Paint By Example is an image diffusion model that enables concepts from an example image to be merged into an input image. The model is similar to popular prompt-guided image-to-image Stable Diffusion models, but it conditions the diffusion model on example image embeddings rather than text prompt embeddings.
I highly recommend reading the paper if you're interested in the details of the Paint By Example model.
Examples
The following examples highlight successful applications of the Paint By Example model.
Example 1: Change a chair's style
Example 2: Replace a chair with a dog
Model Properties
This section highlights some of the limitations of the Paint By Example model.
Low-Fidelity
The Paint By Example model passes the example image through a low-dimensional information bottleneck. This helps to avoid naive copy-paste artifacts, but as a consequence the model does not preserve details from the example image with high fidelity. (This is a strength for some use cases, but a weakness for others.)
Suppose, for example, that you wanted to create a promotional product photo by pasting a product photo onto a new background.

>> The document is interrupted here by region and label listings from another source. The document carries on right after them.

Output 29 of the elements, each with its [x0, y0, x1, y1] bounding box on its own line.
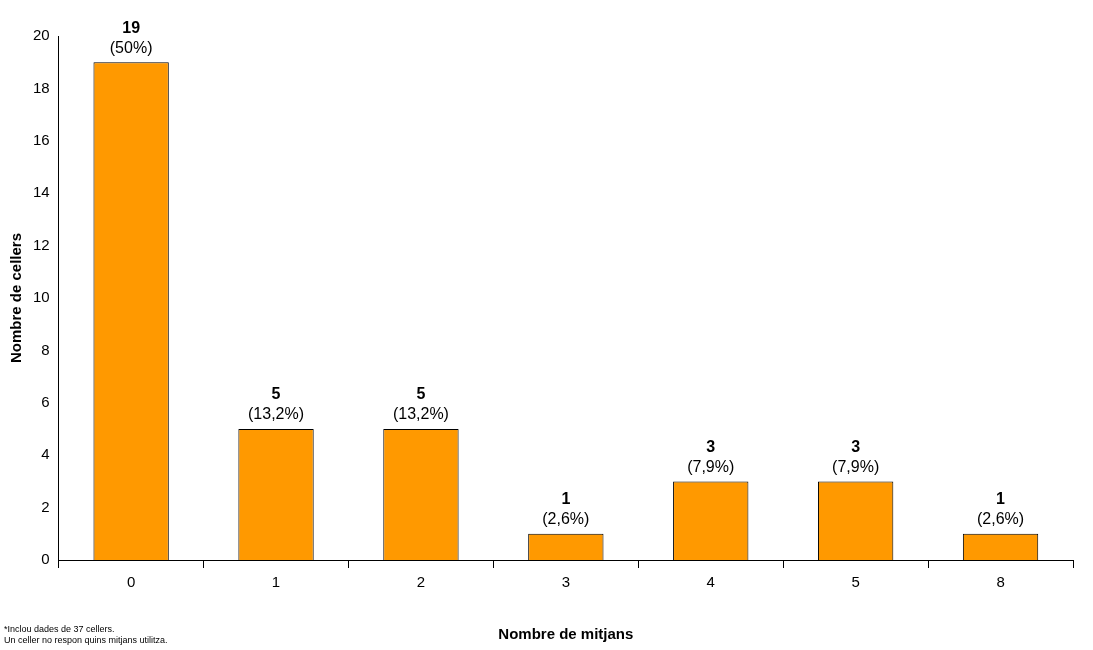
y-tick-label: 12 — [33, 235, 50, 253]
x-tick-label: 8 — [996, 573, 1005, 591]
data-label: 1 (2,6%) — [976, 490, 1025, 528]
y-tick-label: 0 — [41, 550, 50, 568]
y-tick-label: 8 — [41, 340, 50, 358]
x-tick-label: 4 — [706, 573, 715, 591]
y-tick-label: 6 — [41, 392, 50, 410]
x-tick-label: 2 — [416, 573, 426, 591]
y-axis-title: Nombre de cellers — [7, 232, 25, 364]
data-label: 5 (13,2%) — [392, 385, 449, 423]
x-tick-label: 1 — [271, 573, 281, 591]
text: Un celler no respon quins mitjans utilitza. — [4, 635, 168, 646]
data-label: 5 (13,2%) — [248, 385, 305, 423]
x-tick-label: 0 — [126, 573, 136, 591]
x-tick-label: 3 — [561, 573, 571, 591]
x-axis-title: Nombre de mitjans — [498, 625, 634, 643]
data-label: 19 (50%) — [109, 18, 153, 56]
y-tick-label: 18 — [33, 78, 50, 96]
x-tick-label: 5 — [851, 573, 860, 591]
text: *Inclou dades de 37 cellers. — [4, 624, 116, 635]
y-tick-label: 16 — [33, 130, 50, 148]
data-label: 1 (2,6%) — [542, 490, 590, 528]
y-tick-label: 10 — [33, 288, 50, 306]
y-tick-label: 2 — [41, 497, 50, 515]
y-tick-label: 20 — [33, 26, 50, 44]
data-label: 3 (7,9%) — [687, 437, 735, 475]
y-tick-label: 4 — [41, 445, 50, 463]
data-label: 3 (7,9%) — [832, 437, 880, 475]
y-tick-label: 14 — [33, 183, 50, 201]
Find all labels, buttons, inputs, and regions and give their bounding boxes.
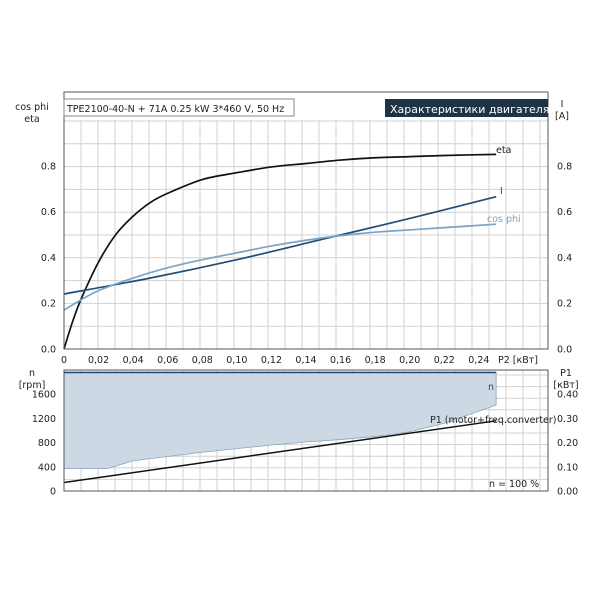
n-tick-label: 0	[50, 487, 56, 498]
n-operating-area	[63, 372, 497, 470]
y-tick-label-left: 0.4	[41, 253, 56, 264]
x-tick-label: 0,10	[226, 355, 247, 366]
x-tick-label: 0,16	[330, 355, 351, 366]
n-tick-label: 1200	[32, 414, 56, 425]
n-tick-label: 400	[38, 462, 56, 473]
chart-subtitle: TPE2100-40-N + 71A 0.25 kW 3*460 V, 50 H…	[66, 104, 284, 115]
n-tick-label: 800	[38, 438, 56, 449]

This use case would be better served by a different workflow (e.g. manual cut and paste followed by a image-to-image refinement step).
Below is an example attempt to produce a product photo:
Constrained by the underlying diffusion model
The Paint By Example model is constrained by the representational power of the underlying diffusion model (i.e. it can only generate concepts seen during training). As an example, if the underlying model is poor at generating photo-realistic faces, this will still be true when it is prompted with an example face.